Your site has a large archive of content pages that are isolated or well not linked to each other. If your site pages do not naturally reference each other, you can list them in a sitemap to ensure that Google does not overlook some of your pages.

Does this describe your API? This is why you need a spec and a bunch of documentation. Google is writing about SEO concerns, but SEO is maybe the paramount example right now of making sites machine readable and how valuable that can be. These secondary documents additional to the representations we have to send over the wire shouldn’t be necessary, so why are we writing them?

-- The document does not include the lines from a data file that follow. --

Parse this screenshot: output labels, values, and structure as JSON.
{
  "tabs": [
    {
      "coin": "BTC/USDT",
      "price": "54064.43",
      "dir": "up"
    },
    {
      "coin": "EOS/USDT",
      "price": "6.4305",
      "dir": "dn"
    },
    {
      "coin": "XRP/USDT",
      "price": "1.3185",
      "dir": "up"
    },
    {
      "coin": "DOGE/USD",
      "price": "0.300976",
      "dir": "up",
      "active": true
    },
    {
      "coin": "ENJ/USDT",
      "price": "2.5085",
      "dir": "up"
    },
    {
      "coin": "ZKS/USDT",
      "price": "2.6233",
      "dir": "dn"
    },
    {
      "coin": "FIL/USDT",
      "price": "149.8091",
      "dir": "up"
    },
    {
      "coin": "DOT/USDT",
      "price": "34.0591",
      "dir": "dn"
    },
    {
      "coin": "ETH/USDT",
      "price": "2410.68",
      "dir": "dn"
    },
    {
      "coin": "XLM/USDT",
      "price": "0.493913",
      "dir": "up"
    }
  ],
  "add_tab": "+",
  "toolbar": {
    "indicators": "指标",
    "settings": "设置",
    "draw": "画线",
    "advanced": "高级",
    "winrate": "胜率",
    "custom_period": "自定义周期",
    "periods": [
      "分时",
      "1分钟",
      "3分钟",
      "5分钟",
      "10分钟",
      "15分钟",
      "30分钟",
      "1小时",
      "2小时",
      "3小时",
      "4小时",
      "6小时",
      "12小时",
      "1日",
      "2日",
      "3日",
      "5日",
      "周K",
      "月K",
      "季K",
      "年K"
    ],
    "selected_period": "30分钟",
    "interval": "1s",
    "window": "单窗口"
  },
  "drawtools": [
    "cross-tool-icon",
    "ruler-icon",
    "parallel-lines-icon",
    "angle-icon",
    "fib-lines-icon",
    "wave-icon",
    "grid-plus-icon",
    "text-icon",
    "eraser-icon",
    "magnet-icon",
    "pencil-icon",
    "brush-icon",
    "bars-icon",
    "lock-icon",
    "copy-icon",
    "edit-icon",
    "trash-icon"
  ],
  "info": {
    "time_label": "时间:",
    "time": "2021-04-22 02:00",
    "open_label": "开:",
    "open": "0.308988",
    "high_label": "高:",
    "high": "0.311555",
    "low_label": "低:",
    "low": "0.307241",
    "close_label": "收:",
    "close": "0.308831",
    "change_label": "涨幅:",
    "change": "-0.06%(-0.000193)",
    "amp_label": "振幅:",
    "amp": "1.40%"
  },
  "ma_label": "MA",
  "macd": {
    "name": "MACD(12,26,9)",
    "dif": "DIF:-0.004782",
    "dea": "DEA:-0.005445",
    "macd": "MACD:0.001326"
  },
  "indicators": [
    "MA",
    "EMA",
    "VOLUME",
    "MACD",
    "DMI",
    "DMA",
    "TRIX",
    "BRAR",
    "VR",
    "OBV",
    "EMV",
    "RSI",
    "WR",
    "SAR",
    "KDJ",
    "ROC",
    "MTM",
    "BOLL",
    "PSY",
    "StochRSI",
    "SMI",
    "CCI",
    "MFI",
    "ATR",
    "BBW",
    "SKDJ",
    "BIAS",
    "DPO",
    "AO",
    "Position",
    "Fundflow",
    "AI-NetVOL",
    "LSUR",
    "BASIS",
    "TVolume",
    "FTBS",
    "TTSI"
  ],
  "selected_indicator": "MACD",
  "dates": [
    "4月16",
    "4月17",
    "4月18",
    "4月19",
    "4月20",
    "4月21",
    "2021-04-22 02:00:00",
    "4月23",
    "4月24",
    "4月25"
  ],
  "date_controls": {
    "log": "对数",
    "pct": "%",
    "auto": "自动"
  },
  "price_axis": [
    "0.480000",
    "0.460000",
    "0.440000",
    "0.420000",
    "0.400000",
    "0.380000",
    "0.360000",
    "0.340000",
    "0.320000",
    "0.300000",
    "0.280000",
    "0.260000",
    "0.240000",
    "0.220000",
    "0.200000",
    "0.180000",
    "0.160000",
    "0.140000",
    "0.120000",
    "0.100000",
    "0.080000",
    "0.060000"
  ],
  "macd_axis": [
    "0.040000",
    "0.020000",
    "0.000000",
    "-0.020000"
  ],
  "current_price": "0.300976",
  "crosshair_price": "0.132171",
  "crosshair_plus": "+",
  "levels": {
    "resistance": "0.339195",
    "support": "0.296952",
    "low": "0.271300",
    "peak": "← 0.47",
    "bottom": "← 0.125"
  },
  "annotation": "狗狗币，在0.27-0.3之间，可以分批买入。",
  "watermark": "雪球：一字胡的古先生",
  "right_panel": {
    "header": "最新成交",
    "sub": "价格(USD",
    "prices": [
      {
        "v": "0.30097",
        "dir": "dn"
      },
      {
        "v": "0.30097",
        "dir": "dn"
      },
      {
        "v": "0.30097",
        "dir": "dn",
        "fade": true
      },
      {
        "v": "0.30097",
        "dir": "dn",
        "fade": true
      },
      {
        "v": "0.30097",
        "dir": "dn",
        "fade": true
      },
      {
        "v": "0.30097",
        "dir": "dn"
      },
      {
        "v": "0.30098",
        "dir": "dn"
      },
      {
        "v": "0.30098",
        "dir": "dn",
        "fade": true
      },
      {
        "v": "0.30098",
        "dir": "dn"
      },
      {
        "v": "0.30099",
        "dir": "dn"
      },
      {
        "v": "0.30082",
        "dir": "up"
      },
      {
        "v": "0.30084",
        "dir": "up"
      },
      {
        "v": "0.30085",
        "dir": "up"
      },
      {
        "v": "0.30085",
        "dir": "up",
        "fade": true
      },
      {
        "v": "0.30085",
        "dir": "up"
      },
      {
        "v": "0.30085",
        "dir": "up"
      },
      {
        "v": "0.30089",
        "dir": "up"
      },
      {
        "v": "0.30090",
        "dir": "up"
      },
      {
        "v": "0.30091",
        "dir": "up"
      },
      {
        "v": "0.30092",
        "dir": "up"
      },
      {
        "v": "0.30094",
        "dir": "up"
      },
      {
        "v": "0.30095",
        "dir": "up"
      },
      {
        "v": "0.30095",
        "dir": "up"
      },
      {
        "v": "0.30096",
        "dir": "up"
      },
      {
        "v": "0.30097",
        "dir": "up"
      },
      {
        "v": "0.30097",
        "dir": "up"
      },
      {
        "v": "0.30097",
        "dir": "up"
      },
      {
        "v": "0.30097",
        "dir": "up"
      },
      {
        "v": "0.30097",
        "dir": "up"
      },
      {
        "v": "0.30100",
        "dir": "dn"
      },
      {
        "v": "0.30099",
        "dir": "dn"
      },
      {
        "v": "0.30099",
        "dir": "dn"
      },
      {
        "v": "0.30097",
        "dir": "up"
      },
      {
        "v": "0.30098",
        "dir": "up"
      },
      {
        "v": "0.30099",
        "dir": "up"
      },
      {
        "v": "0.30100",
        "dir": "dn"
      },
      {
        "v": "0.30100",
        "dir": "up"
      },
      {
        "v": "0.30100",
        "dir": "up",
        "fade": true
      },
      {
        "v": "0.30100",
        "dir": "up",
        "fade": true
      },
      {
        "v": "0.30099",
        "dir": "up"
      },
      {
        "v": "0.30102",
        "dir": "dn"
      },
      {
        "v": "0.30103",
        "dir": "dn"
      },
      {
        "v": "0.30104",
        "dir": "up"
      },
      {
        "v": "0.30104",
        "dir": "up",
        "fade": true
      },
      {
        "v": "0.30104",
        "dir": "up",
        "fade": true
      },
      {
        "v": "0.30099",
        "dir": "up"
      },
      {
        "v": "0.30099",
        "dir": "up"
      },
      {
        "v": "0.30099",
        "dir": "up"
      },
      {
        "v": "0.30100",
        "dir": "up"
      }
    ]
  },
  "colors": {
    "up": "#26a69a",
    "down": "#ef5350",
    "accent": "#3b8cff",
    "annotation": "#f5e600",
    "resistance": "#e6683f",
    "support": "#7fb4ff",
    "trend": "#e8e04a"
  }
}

I think the hypermedia graph is a really useful tool in conceiving of and building APIs. But it’s largely a process change at first, not a technology one. You have to model your API as a graph with the help of media formats (or conventions in your representations) that make that graph machine and human traversable. I’ll explore how to do that in a future post.


  1. By graph, I do not mean object graphs. Objects in GraphQL or other graph APIs aren’t even objects in the object oriented sense: they don’t have methods or hide implementation. They’re just instances of values in a schema. 

  2. In reality, especially with a transcluded page, we could have other more passive interactions like hovering. 

  3. Clients will often want to receive the most abbreviated or concise version of the representation possible. We should still endeavor to make that optional for them.